Prevention of Aflatoxicosis
Feed mills should be equipped to screen corn and other cereal ingredients for the presence of aflatoxin. Any consignment of corn with moisture content in excess of 12% should be regarded as suspect and should be assayed using a commercially available rapid immuno-based test kit. Levels in excess of 50 ppb aflatoxin B1 are regarded as potentially toxic. It is noted that the uneven distribution of mycotoxins within a consignment of an ingredient may lead to considerable sampling bias and result in either false negative assays or non-representative high values in a car or truck load as delivered.
Commercial and state diagnostic laboratories are equipped with gas-liquid chromatography installations to provide quantitative results for a wide range of mycotoxins in feed samples. Although the cost of assays is generally low, delay in receiving results creates logistic problems of segregated storage of suspect batches of ingredients.

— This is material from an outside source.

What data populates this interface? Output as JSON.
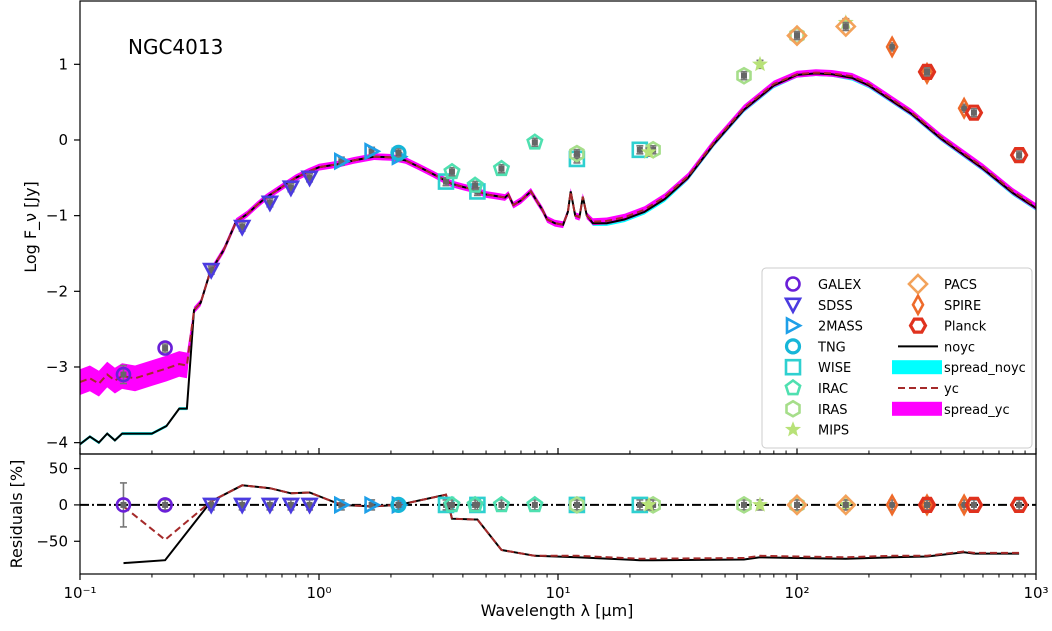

A number of feed additive compounds have been shown to inhibit adsorption of aflatoxins by selective binding in the intestinal tract. Although bentonite clays may inhibit uptake, their efficacy both in vitro and in vivo is extremely variable. Natural and synthetic hydrated calcium aluminum silicates are more efficient adsorbers of aflatoxins than clays. Esterified glucomannans derived from the cell wall of yeast (Saccharomyces cerevisiae) also are used as aflatoxin binders, intended for action against aflatoxins as well as fusariotoxins which are frequently co-contaminants.
Current FDA regulations prevent manufacturers of zeolites and esterified glucomannans from promoting their products as mycotoxin adsorbents or binders, which would constitute a health claim. Compounds can however be purchased and incorporated in diets as anti-caking agents at an additive cost of less than $2 per ton. Since aflatoxin is usually accompanied by other toxic fungal metabolites including fusariotoxins and ochratoxin, a broad spectrum mycotoxin binder is recommended when aflatoxin is present in cereal ingredients and as reports of blood spots are received from consumers.